The solubility product of $A{g}_{2}Cr{O}_4$ is $1.9X{10}^{-12}$.The volume of water in mL that can dissolve 4mg of $A{g}_{2}Cr{O}_4$ is about:

• A. 150 mL
• B. 1000 mL
• C. 250 mL
• D. 500 mL

Answer 1

The correct option is A 150 mL

$A{g}_{2}Cr{O}_4\rightleftharpoons 2A{g}^{+}+Cr{O}_4^{2-}$
Let S mol/L be the solubility of $A{g}_{2}Cr{O}_4$
$\left[A{g}_{2}Cr{O}_4\right]=\left[Cr{O}_4^{2-}\right]=S$
$\left[A{g}^{+}\right]=2S$
$K_{sp}=\left[A{g}^{+}{]}^2\right[Cr{O}_4^{2-}]$
$1.9\times {10}^{-12}=(2S{)}^2\times S=4S^3$
$S=7.8\times {10}^{-5}M$
The molar mass of $A{g}_{2}Cr{O}_4=331.7g/mol$
Convert solubility of $A{g}_{2}Cr{O}_4$ from mol/L to g/L.
$S=7.8\times {10}^{-5}mol/L\times 331.7g/mol$

$S=0.0259g/L$

Convert solubility of $A{g}_{2}Cr{O}_4$ from g/L to mg/mL.

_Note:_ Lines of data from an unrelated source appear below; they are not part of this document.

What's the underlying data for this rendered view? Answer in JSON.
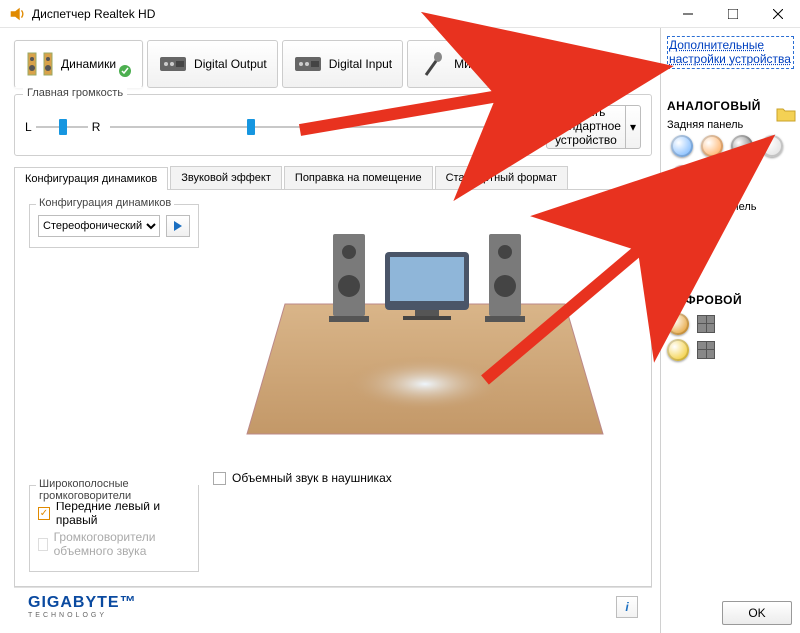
{
  "window": {
    "title": "Диспетчер Realtek HD"
  },
  "device_tabs": [
    {
      "label": "Динамики",
      "default_badge": true
    },
    {
      "label": "Digital Output"
    },
    {
      "label": "Digital Input"
    },
    {
      "label": "Микрофон"
    }
  ],
  "right_link": "Дополнительные настройки устройства",
  "main_volume": {
    "legend": "Главная громкость",
    "l": "L",
    "r": "R",
    "balance_pct": 45,
    "volume_pct": 35
  },
  "default_device": {
    "line1": "Задать",
    "line2": "стандартное",
    "line3": "устройство"
  },
  "config_tabs": [
    "Конфигурация динамиков",
    "Звуковой эффект",
    "Поправка на помещение",
    "Стандартный формат"
  ],
  "speaker_config": {
    "legend": "Конфигурация динамиков",
    "selected": "Стереофонический"
  },
  "fullrange": {
    "legend": "Широкополосные громкоговорители",
    "opt1": "Передние левый и правый",
    "opt1_checked": true,
    "opt2": "Громкоговорители объемного звука",
    "opt2_checked": false
  },
  "virtual_surround": {
    "label": "Объемный звук в наушниках",
    "checked": false
  },
  "analog": {
    "title": "АНАЛОГОВЫЙ",
    "back_label": "Задняя панель",
    "front_label": "Передняя панель"
  },
  "digital": {
    "title": "ЦИФРОВОЙ"
  },
  "jack_colors_back": [
    "#5aa7ff",
    "#ff9a3a",
    "#d9d9d9",
    "#ff5050",
    "#c9a2e2",
    "#3da63d"
  ],
  "jack_colors_front": [
    "#2fa52f",
    "#d36f8a"
  ],
  "jack_colors_digital": [
    "#e08a00",
    "#f0c000"
  ],
  "footer": {
    "ok": "OK"
  }
}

$S=0.0259g/L\times \frac{1000mg}{1g}\times \frac{1L}{1000mL}$

$S=0.0259mg/mL$

To dissolve 4 mg of $A{g}_{2}Cr{O}_4$, volume of water required will be $4mg\times \frac{1mL}{0.0259mg}=154mL\simeq 150mL$.